Because the album follows so closely to its immediate predecessor, in some ways the material on Night Gnomes feels a bit like a continuation of the same narrative ideas and story that McEwan initially dreamed up. Unsurprisingly, the album retains elements that will appeal to the band’s oldest fans while providing a peak of where the band is going next sonically. “I stepped up a few recording techniques and tried to hone in on the production side of things a little more, gave my mental train a fresh lick of paint and tried to make the album step up in quality from the previous four releases, while still holding onto that ‘Crumpet’ approach to songwriting,” McEwan says.

“There’s definitely a few moments in older albums where I’ve been lazy and tweaked things after we’ve finished recording but with Night Gnomes, I made sure to stick with Dave’s ethos and polish every track before it was sent to Jelly to mix. I’m much happier with how my vocals are sitting now, I left a lot of room in the tracks to bring them out rather than adding twenty million layers beforehand, it feels a lot cleaner, the idea for each song is present and accessible without too much ear straining. To me, it’s our best work. I feel like we’re moving forward while still learning and these albums are a checkpoint to where we’re at, and for now we’re happy with our little Night Gnome.”

Night Gnomes‘ latest single “Acid Dent” is a head banging ripper, centered around enormous, power chord-driven riffs, rumbling bass, driving rhythms paired with mosh pit friendly hooks and McEwan’s punchy shouts. But while thrashing with a relentless and seemingly carefree abandon, the song sees its narrator offering a bit of a concession to growing older and maybe slowing down a bit from some of the riotous decadence of youth — before its way too late.

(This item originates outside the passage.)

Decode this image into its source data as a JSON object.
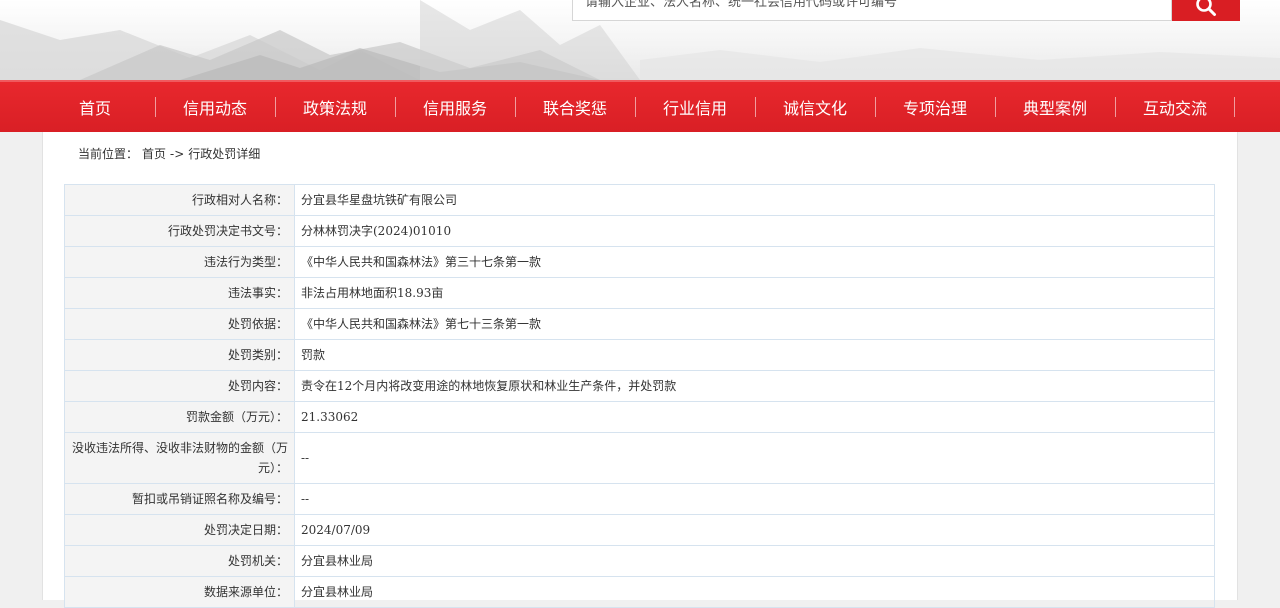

Every generation has their means of escapism and for some reason here in Perth, or at least when we were in our heyday you could purchase mushrooms and acid from any decent supermarket,” McEwan explains. “So it’s inevitable we’re gonna be munching jumpers and chatting to fences in a few decades, but as for now, well… we’ve seemed to somehow milk a career out of it. Who’d have thought. But yeah, it’s probably not going to end well, hence my newly appointed position on drug safety. Then again, someone also once told me, “Hell hath no fury like a man who’s pressed pause on his drug abuse”, so now I’m slightly more perplexed as to where I stand. Anyway, good luck to everyone, enjoy yourselves but remember nobody wants to pick up your marbles after.”

“When we were younger, we were carefree and living tall, “McEwan says. “You get home with a handful of stuff in your pocket from whatever festival and just munch all of it, until you wake up in the morning so scattered. If we kept carrying on this way, we’d wind up in mental institutions by 35. So this is a nice little story about slowing down a bit.

Directed by frequent visual collaborator Ollie Jones, the video for “Acid Dent” continues a run of claymation-based animated videos. This time, we follow a mustachioed maintenance man working at PPC Chemicals, who has a terrible accident at work: He falls into a glowing vat of toxic sludge.

After being treated at a local hospital, he returns home to discover that as a result of his accident, everything he touches melts before his eyes. The video ends with some hilarious yet horrifying, horror movie-inspired hijinx. “I’ve always been a fan of the horror sub genre ‘ MELT MOVIES ‘ — films like Street Trash, The Blob and Body Melt,” Ollie Jones explains. “So when I was given the title of the track, I knew what I wanted to do right away. A simple story of a guy who after a freak accident is granted the powers to melt everything he touches and how it escalates in a comedy of errors throughout the video. Think the Skittles advert only more gruesome.”